Talk to your clinician first If you take insulin or other glucose-lowering medication, changes in diet can require quick dose changes. Don't sail solo — loop your doctor in before you start.

Common questions

Is this safe for type 1 diabetes?

Many people with type 1 eat this way under close clinician supervision, and the smaller carb numbers tend to make insulin dosing more forgiving. The flip side: insulin doses almost always need to be adjusted downward, sometimes substantially. Don't change diet and dose in the same week without a clinician's input.

Will I miss bread, pasta, and dessert?

For a week or two — sometimes, yes. Then less. Most people land somewhere honest: they don't crave the old default, but they enjoy a thoughtful exception now and then. The point isn't purity; it's predictability.

What about exercise?

Movement is a powerful glucose lever — a 15-minute walk after a meal often blunts the rise more than any food choice. We're fans of walking, lifting, gardening, dancing — whatever you'll do twice this week.

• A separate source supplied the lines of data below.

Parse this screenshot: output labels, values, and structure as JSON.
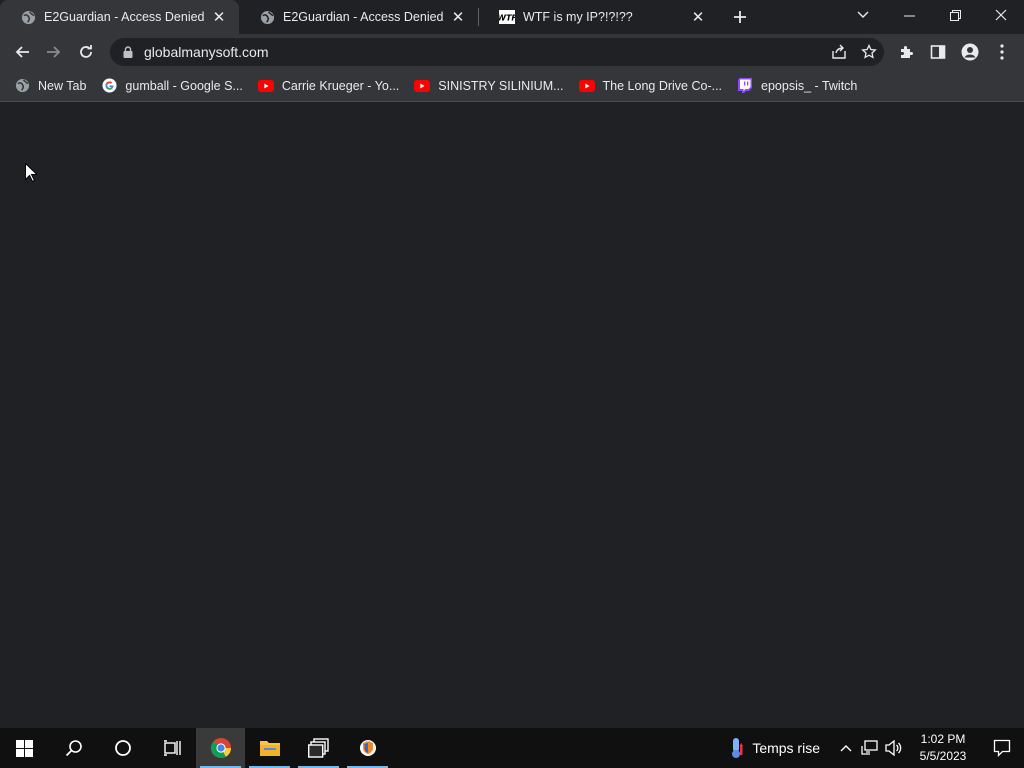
{
  "tabs": [
    {
      "title": "E2Guardian - Access Denied",
      "active": true,
      "favicon": "globe-icon"
    },
    {
      "title": "E2Guardian - Access Denied",
      "active": false,
      "favicon": "globe-icon"
    },
    {
      "title": "WTF is my IP?!?!??",
      "active": false,
      "favicon": "wtf-icon"
    }
  ],
  "omnibox": {
    "url": "globalmanysoft.com"
  },
  "bookmarks": [
    {
      "label": "New Tab",
      "icon": "globe-icon"
    },
    {
      "label": "gumball - Google S...",
      "icon": "google-icon"
    },
    {
      "label": "Carrie Krueger - Yo...",
      "icon": "youtube-icon"
    },
    {
      "label": "SINISTRY SILINIUM...",
      "icon": "youtube-icon"
    },
    {
      "label": "The Long Drive Co-...",
      "icon": "youtube-icon"
    },
    {
      "label": "epopsis_ - Twitch",
      "icon": "twitch-icon"
    }
  ],
  "tray": {
    "weather": "Temps rise",
    "time": "1:02 PM",
    "date": "5/5/2023"
  },
  "colors": {
    "background": "#202124",
    "toolbar": "#35363a",
    "taskbar": "#101010",
    "accent": "#76b9ed"
  }
}
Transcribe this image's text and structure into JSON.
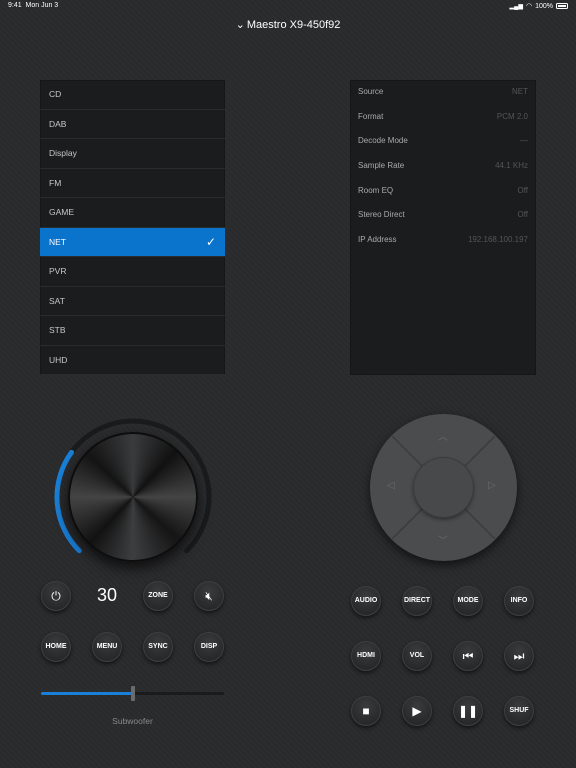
{
  "status": {
    "time": "9:41",
    "date": "Mon Jun 3",
    "signal": "▂▄▆",
    "wifi": "◠",
    "battery": "100%"
  },
  "title": "Maestro X9-450f92",
  "sources": [
    {
      "label": "CD",
      "selected": false
    },
    {
      "label": "DAB",
      "selected": false
    },
    {
      "label": "Display",
      "selected": false
    },
    {
      "label": "FM",
      "selected": false
    },
    {
      "label": "GAME",
      "selected": false
    },
    {
      "label": "NET",
      "selected": true
    },
    {
      "label": "PVR",
      "selected": false
    },
    {
      "label": "SAT",
      "selected": false
    },
    {
      "label": "STB",
      "selected": false
    },
    {
      "label": "UHD",
      "selected": false
    }
  ],
  "info": [
    {
      "label": "Source",
      "value": "NET"
    },
    {
      "label": "Format",
      "value": "PCM 2.0"
    },
    {
      "label": "Decode Mode",
      "value": "—"
    },
    {
      "label": "Sample Rate",
      "value": "44.1 KHz"
    },
    {
      "label": "Room EQ",
      "value": "Off"
    },
    {
      "label": "Stereo Direct",
      "value": "Off"
    },
    {
      "label": "IP Address",
      "value": "192.168.100.197"
    }
  ],
  "volume": {
    "value": "30",
    "level": 0.3
  },
  "buttons": {
    "zone": "ZONE",
    "home": "HOME",
    "menu": "MENU",
    "sync": "SYNC",
    "disp": "DISP",
    "audio": "AUDIO",
    "direct": "DIRECT",
    "mode": "MODE",
    "info": "INFO",
    "hdmi": "HDMI",
    "vol": "VOL",
    "shuf": "SHUF"
  },
  "subwoofer": {
    "label": "Subwoofer",
    "level": 0.5
  },
  "colors": {
    "accent": "#0a73cc",
    "background": "#2a2b2d"
  }
}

Do I have to count anything?

Count carbs at meals, at least at first — you can't manage what you don't measure. After a few weeks, most people stop counting on familiar meals and only do it for new dishes.

Is this expensive?

It can be, but it doesn't have to be. Eggs, frozen vegetables, canned fish, ground meat, and seasonal produce are inexpensive and form the backbone of most weeks.